Era il 1964 e l’esercito del Vietnam del Nord infiltrava truppe sempre più numerose nel Vietnam del Sud. «Non pensi che dovremmo fare qualcosa?» chiese una volta James a Lorraine. «Che cosa vorresti fare?» «Hai sentito parlare delle proteste contro la guerra? Penso che dovremmo partecipare anche noi». «Non dire idiozie, James. Un mio amico è stato arrestato durante una di queste proteste. Io non voglio fare la stessa fine e presumo che non lo voglia neanche tu». «Non voglio essere arrestato ovviamente… Però vorrei che la guerra finisse!». Lorraine non poteva capire cosa significasse non sapere se il proprio fratello era vivo o morto. Diana neanche, ma lei riusciva almeno ad immaginarlo, per questo il giorno successivo tornò a scuola con un livido sullo zigomo. Confessò di essere andata ad una manifestazione e di essere stata colpita in faccia. Lei e altri undici ragazzi – tra cui anche Philip e, sorprendentemente, Veronica – avevano sostenuto gli striscioni in strada per protestare contro il Vietnam.

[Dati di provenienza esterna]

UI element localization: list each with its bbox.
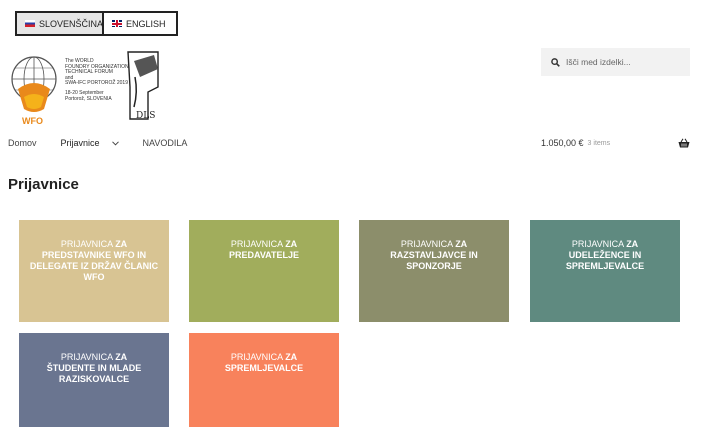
tile-companions[interactable]: Prijavnica za spremljevalce [189, 333, 339, 427]
nav-item-home[interactable]: Domov [8, 138, 37, 148]
cart-count: 3 items [587, 139, 611, 147]
search-placeholder: Išči med izdelki... [566, 57, 631, 67]
primary-nav: Domov Prijavnice NAVODILA [8, 138, 211, 148]
tile-wfo-delegates[interactable]: Prijavnica za predstavnike WFO in delega… [19, 220, 169, 322]
nav-item-navodila[interactable]: NAVODILA [143, 138, 188, 148]
chevron-down-icon [111, 140, 119, 146]
search-icon [551, 57, 560, 67]
cart-total: 1.050,00 € [541, 138, 584, 148]
page-title: Prijavnice [8, 176, 79, 193]
site-logo[interactable]: WFO DLS The WORLD FOUNDRY ORGANIZATION T… [8, 47, 168, 132]
nav-item-prijavnice[interactable]: Prijavnice [61, 138, 119, 148]
wfo-logo-text: WFO [22, 116, 43, 126]
tile-exhibitors[interactable]: Prijavnica za razstavljavce in sponzorje [359, 220, 509, 322]
tile-students[interactable]: Prijavnica za študente in mlade raziskov… [19, 333, 169, 427]
tile-participants[interactable]: Prijavnica za udeležence in spremljevalc… [530, 220, 680, 322]
language-label: ENGLISH [126, 18, 166, 29]
uk-flag-icon [112, 20, 122, 27]
product-search[interactable]: Išči med izdelki... [541, 48, 690, 76]
tile-lecturers[interactable]: Prijavnica za predavatelje [189, 220, 339, 322]
dls-logo-text: DLS [136, 111, 156, 121]
basket-icon [678, 138, 690, 148]
language-label: SLOVENŠČINA [39, 18, 104, 29]
language-button-slovenian[interactable]: SLOVENŠČINA [15, 11, 114, 36]
language-button-english[interactable]: ENGLISH [102, 11, 178, 36]
logo-caption: The WORLD FOUNDRY ORGANIZATION TECHNICAL… [65, 58, 129, 102]
cart-summary[interactable]: 1.050,00 € 3 items [541, 138, 690, 148]
slovenia-flag-icon [25, 20, 35, 27]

«Dovresti venire anche tu alla prossima» disse Diana a James, sorridendogli. Quel mattino James non seppe fino all’ultimo se ci sarebbe andato. Aspettò, si mangiò le unghie, guardò impaziente fuori dalla finestra. Sapeva cosa Lorraine pensava di quei movimenti, sapeva che Leonard gli avrebbe dato del pazzo, se fosse andato con Philip e Diana; il rapporto con il suo compagno di stanza non sarebbe mai più stato lo stesso. Nemmeno la sua anima sarebbe più stata la stessa, ma forse Will era ancora vivo, là, da qualche parte nel Verde. Forse sarebbe anche tornato a casa, se la guerra fosse finita. E magari la sua ragazza l’avrebbe tradito con Will – aveva sempre avuto un debole per lui – ma almeno James avrebbe saputo che suo fratello era ancora vivo. Il giovane solitario, la ragazza dai capelli rossi e la fidanzata di Leonard gli fecero segno dalla finestra: stavano per partire, i loro volti dicevano “Aiutaci anche tu a fermare la guerra in Vietnam!”. James si voltò. Il pennarello nero era sul letto, insieme ad un manifesto ancora da scrivere. Iniziò a tracciare le lettere in stampatello maiuscolo. Ormai aveva deciso.

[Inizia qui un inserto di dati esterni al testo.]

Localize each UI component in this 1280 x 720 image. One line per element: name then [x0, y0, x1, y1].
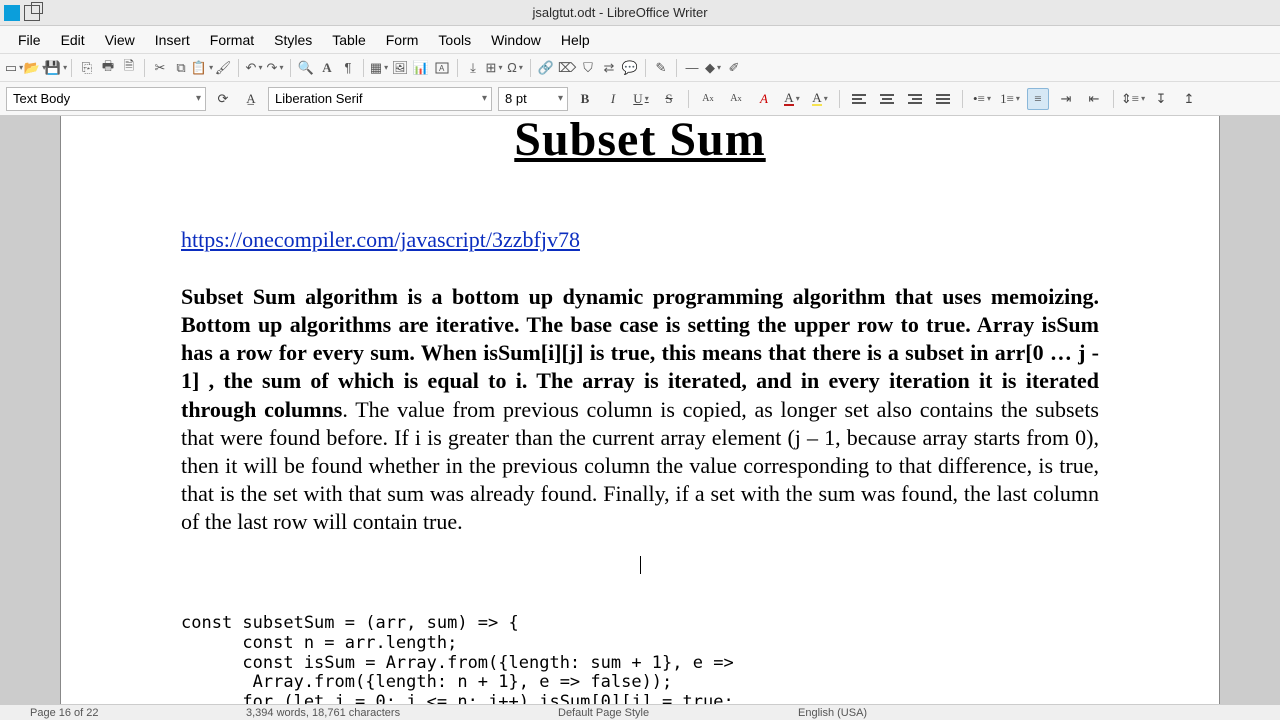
draw-button[interactable]: ✐	[726, 60, 742, 76]
subscript-button[interactable]: Ax	[725, 88, 747, 110]
shapes-button[interactable]: ◆	[705, 60, 721, 76]
text-cursor	[640, 556, 641, 574]
hyperlink-button[interactable]: 🔗	[538, 60, 554, 76]
menu-help[interactable]: Help	[551, 29, 600, 51]
menu-form[interactable]: Form	[376, 29, 429, 51]
status-wordcount[interactable]: 3,394 words, 18,761 characters	[246, 707, 400, 719]
new-doc-button[interactable]: ▭	[6, 60, 22, 76]
font-name-combo[interactable]: Liberation Serif ▾	[268, 87, 492, 111]
bookmark-button[interactable]: ⛉	[580, 60, 596, 76]
bullet-list-button[interactable]: •≡	[971, 88, 993, 110]
doc-heading: Subset Sum	[181, 116, 1099, 167]
font-size-value: 8 pt	[505, 91, 527, 106]
superscript-button[interactable]: Ax	[697, 88, 719, 110]
font-color-button[interactable]: A	[781, 88, 803, 110]
status-language[interactable]: English (USA)	[798, 707, 867, 719]
menu-edit[interactable]: Edit	[51, 29, 95, 51]
save-button[interactable]: 💾	[48, 60, 64, 76]
svg-text:A: A	[439, 64, 445, 73]
increase-spacing-button[interactable]: ↧	[1150, 88, 1172, 110]
insert-table-button[interactable]: ▦	[371, 60, 387, 76]
doc-hyperlink[interactable]: https://onecompiler.com/javascript/3zzbf…	[181, 227, 1099, 253]
formatting-marks-button[interactable]: ¶	[340, 60, 356, 76]
italic-button[interactable]: I	[602, 88, 624, 110]
line-spacing-button[interactable]: ⇕≡	[1122, 88, 1144, 110]
menu-view[interactable]: View	[95, 29, 145, 51]
strike-button[interactable]: S	[658, 88, 680, 110]
footnote-button[interactable]: ⌦	[559, 60, 575, 76]
app-icon	[4, 5, 20, 21]
menu-tools[interactable]: Tools	[428, 29, 481, 51]
menu-styles[interactable]: Styles	[264, 29, 322, 51]
formatting-toolbar: Text Body ▾ ⟳ A̲ Liberation Serif ▾ 8 pt…	[0, 82, 1280, 116]
font-name-value: Liberation Serif	[275, 91, 362, 106]
standard-toolbar: ▭ 📂 💾 ⎘ 🖶 🗎 ✂ ⧉ 📋 🖌 ↶ ↷ 🔍 A ¶ ▦ 🖼 📊 A ⤓ …	[0, 54, 1280, 82]
clear-formatting-button[interactable]: A	[753, 88, 775, 110]
menu-insert[interactable]: Insert	[145, 29, 200, 51]
highlight-button[interactable]: A	[809, 88, 831, 110]
insert-chart-button[interactable]: 📊	[413, 60, 429, 76]
doc-paragraph: Subset Sum algorithm is a bottom up dyna…	[181, 283, 1099, 536]
font-size-combo[interactable]: 8 pt ▾	[498, 87, 568, 111]
insert-image-button[interactable]: 🖼	[392, 60, 408, 76]
export-pdf-button[interactable]: ⎘	[79, 60, 95, 76]
new-style-button[interactable]: A̲	[240, 88, 262, 110]
menu-table[interactable]: Table	[322, 29, 375, 51]
align-right-button[interactable]	[904, 88, 926, 110]
clone-formatting-button[interactable]: 🖌	[215, 60, 231, 76]
document-page[interactable]: Subset Sum https://onecompiler.com/javas…	[60, 116, 1220, 720]
decrease-indent-button[interactable]: ⇤	[1083, 88, 1105, 110]
window-titlebar: jsalgtut.odt - LibreOffice Writer	[0, 0, 1280, 26]
comment-button[interactable]: 💬	[622, 60, 638, 76]
line-button[interactable]: ―	[684, 60, 700, 76]
align-center-button[interactable]	[876, 88, 898, 110]
track-changes-button[interactable]: ✎	[653, 60, 669, 76]
open-button[interactable]: 📂	[27, 60, 43, 76]
update-style-button[interactable]: ⟳	[212, 88, 234, 110]
spellcheck-button[interactable]: A	[319, 60, 335, 76]
undo-button[interactable]: ↶	[246, 60, 262, 76]
cut-button[interactable]: ✂	[152, 60, 168, 76]
insert-textbox-button[interactable]: A	[434, 60, 450, 76]
menu-format[interactable]: Format	[200, 29, 264, 51]
status-page[interactable]: Page 16 of 22	[0, 707, 99, 719]
align-left-button[interactable]	[848, 88, 870, 110]
window-title: jsalgtut.odt - LibreOffice Writer	[40, 5, 1200, 20]
paste-button[interactable]: 📋	[194, 60, 210, 76]
print-preview-button[interactable]: 🗎	[121, 60, 137, 76]
restore-icon[interactable]	[24, 5, 40, 21]
menu-window[interactable]: Window	[481, 29, 551, 51]
increase-indent-button[interactable]: ⇥	[1055, 88, 1077, 110]
underline-button[interactable]: U	[630, 88, 652, 110]
menu-file[interactable]: File	[8, 29, 51, 51]
page-break-button[interactable]: ⤓	[465, 60, 481, 76]
paragraph-style-combo[interactable]: Text Body ▾	[6, 87, 206, 111]
status-bar: Page 16 of 22 3,394 words, 18,761 charac…	[0, 704, 1280, 720]
field-button[interactable]: ⊞	[486, 60, 502, 76]
outline-button[interactable]: ≡	[1027, 88, 1049, 110]
special-char-button[interactable]: Ω	[507, 60, 523, 76]
status-pagestyle[interactable]: Default Page Style	[558, 707, 649, 719]
crossref-button[interactable]: ⇄	[601, 60, 617, 76]
document-workspace[interactable]: Subset Sum https://onecompiler.com/javas…	[0, 116, 1280, 720]
number-list-button[interactable]: 1≡	[999, 88, 1021, 110]
paragraph-style-value: Text Body	[13, 91, 70, 106]
redo-button[interactable]: ↷	[267, 60, 283, 76]
menubar: File Edit View Insert Format Styles Tabl…	[0, 26, 1280, 54]
print-button[interactable]: 🖶	[100, 60, 116, 76]
decrease-spacing-button[interactable]: ↥	[1178, 88, 1200, 110]
justify-button[interactable]	[932, 88, 954, 110]
bold-button[interactable]: B	[574, 88, 596, 110]
find-button[interactable]: 🔍	[298, 60, 314, 76]
copy-button[interactable]: ⧉	[173, 60, 189, 76]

“Fate l’amore, non fate la guerra”.
Afferrò la giacca e se la infilò. Il simbolo della pace si era un po’ sbiadito sulla schiena, ma ancora si potevano vedere il cerchio un po’ storto e le righe asimmetriche. Avrebbe rischiato per Will, in fondo si trattava solo di una manifestazione, la polizia forse l’avrebbe arrestato, si sarebbe preso qualche pugno, ma nel Verde gli americani morivano. Qualche pugno non era gran cosa in confronto. Era il 1964, la guerra era iniziata da otto anni e nessuno aveva ancora fatto niente per provare a fermarla. Da quell’anno anno in poi, però, le cose sarebbero cambiate.